6. Budget et horizon de résultats
| Poste | Fourchette mensuelle |
|---|---|
| Outil d'emailing / séquences (Lemlist, Brevo, HubSpot) | 0 – 60 € |
| CRM (si payant) | 0 – 25 € |
| Outil de constitution de listes (si utilisé) | 0 – 50 € |
| Outil d'automatisation (Make.com) | 10 – 30 € |
| Total | 10 – 165 €/mois |
Côté résultats : avec une liste de qualité et des messages bien rédigés, un taux de réponse de 15 à 25 % sur les premiers contacts est réaliste. Sur 50 prospects contactés par semaine, c'est 7 à 12 réponses — dont une partie demandera une visite ou un envoi d'échantillons.
Le vrai frein n'est pas le taux de réponse : c'est le temps disponible pour traiter les réponses et assurer les visites. Calibrez le volume de votre prospection en fonction de votre capacité à donner suite, pas en fonction de ce que l'outil peut envoyer.
7. Par où commencer cette semaine
- Choisissez un seul segment (restaurants OU cavistes OU importateurs). Vous élargirez ensuite.
- Constituez une liste de 30 prospects avec les informations minimum : nom, établissement, email, un élément personnalisé.
- Rédigez un template de premier contact — trois versions différentes selon le segment ou le style d'établissement. Demandez à votre outil IA de vous en proposer cinq variantes, puis choisissez et ajustez.
- Configurez votre CRM (même simple) avant le premier envoi.

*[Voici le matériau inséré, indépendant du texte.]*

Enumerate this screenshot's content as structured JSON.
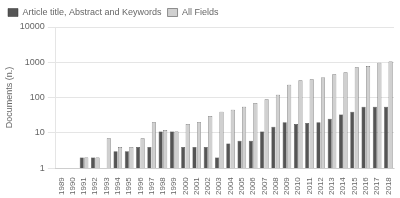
{
  "chart_data": {
    "type": "bar",
    "categories": [
      "1989",
      "1990",
      "1991",
      "1992",
      "1993",
      "1994",
      "1995",
      "1996",
      "1997",
      "1998",
      "1999",
      "2000",
      "2001",
      "2002",
      "2003",
      "2004",
      "2005",
      "2006",
      "2007",
      "2008",
      "2009",
      "2010",
      "2011",
      "2012",
      "2013",
      "2014",
      "2015",
      "2016",
      "2017",
      "2018"
    ],
    "series": [
      {
        "name": "Article title, Abstract and Keywords",
        "color": "#555555",
        "values": [
          1,
          1,
          2,
          2,
          1,
          3,
          3,
          4,
          4,
          11,
          11,
          4,
          4,
          4,
          2,
          5,
          6,
          6,
          11,
          15,
          20,
          18,
          19,
          20,
          25,
          33,
          40,
          55,
          55,
          55
        ]
      },
      {
        "name": "All Fields",
        "color": "#d0d0d0",
        "values": [
          1,
          1,
          2,
          2,
          7,
          4,
          4,
          7,
          20,
          12,
          11,
          18,
          20,
          30,
          40,
          45,
          55,
          70,
          90,
          120,
          230,
          310,
          330,
          370,
          460,
          520,
          730,
          790,
          970,
          1060
        ]
      }
    ],
    "ylabel": "Documents (n.)",
    "log": "y",
    "ylim": [
      1,
      10000
    ],
    "yticks": [
      1,
      10,
      100,
      1000,
      10000
    ],
    "grid": true,
    "legend": "upper left"
  }
}
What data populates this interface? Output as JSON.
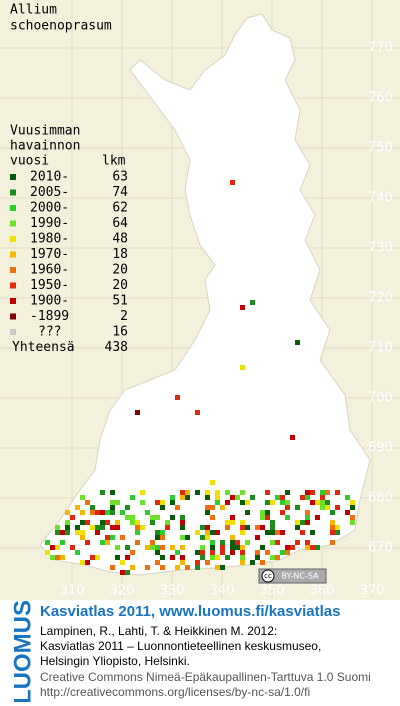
{
  "map": {
    "title": [
      "Allium",
      "schoenoprasum"
    ],
    "legend": {
      "header": [
        "Vuusimman",
        "havainnon",
        "vuosi"
      ],
      "count_header": "lkm",
      "rows": [
        {
          "label": "2010-",
          "count": 63,
          "color": "#0a5c0a"
        },
        {
          "label": "2005-",
          "count": 74,
          "color": "#1e8c1e"
        },
        {
          "label": "2000-",
          "count": 62,
          "color": "#2ecc2e"
        },
        {
          "label": "1990-",
          "count": 64,
          "color": "#6de02a"
        },
        {
          "label": "1980-",
          "count": 48,
          "color": "#f0e000"
        },
        {
          "label": "1970-",
          "count": 18,
          "color": "#f5b800"
        },
        {
          "label": "1960-",
          "count": 20,
          "color": "#f07010"
        },
        {
          "label": "1950-",
          "count": 20,
          "color": "#e02810"
        },
        {
          "label": "1900-",
          "count": 51,
          "color": "#c00000"
        },
        {
          "label": "-1899",
          "count": 2,
          "color": "#800000"
        },
        {
          "label": "???",
          "count": 16,
          "color": "#c8c8c8"
        }
      ],
      "total_label": "Yhteensä",
      "total": 438
    },
    "grid": {
      "y_labels": [
        770,
        760,
        750,
        740,
        730,
        720,
        710,
        700,
        690,
        680,
        670
      ],
      "x_labels": [
        310,
        320,
        330,
        340,
        350,
        360,
        370
      ]
    },
    "badge": {
      "cc": "cc",
      "license": "BY-NC-SA"
    }
  },
  "footer": {
    "brand": "LUOMUS",
    "heading": "Kasviatlas 2011, www.luomus.fi/kasviatlas",
    "citation": [
      "Lampinen, R., Lahti, T. & Heikkinen M. 2012:",
      "Kasviatlas 2011 – Luonnontieteellinen keskusmuseo,",
      "Helsingin Yliopisto, Helsinki."
    ],
    "license": [
      "Creative Commons Nimeä-Epäkaupallinen-Tarttuva 1.0 Suomi",
      "http://creativecommons.org/licenses/by-nc-sa/1.0/fi"
    ]
  }
}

- Envoyez les 30 premiers messages manuellement, en vous appuyant sur vos templates. Observez les réponses. Affinez. Ensuite seulement, automatisez.
La tentation est de tout automatiser d'emblée pour gagner du temps. C'est une erreur : les deux premières semaines d'envois manuels sont les plus instructives — elles révèlent ce qui accroche, ce qui rebute, et ce que vous ne saviez pas sur vos prospects.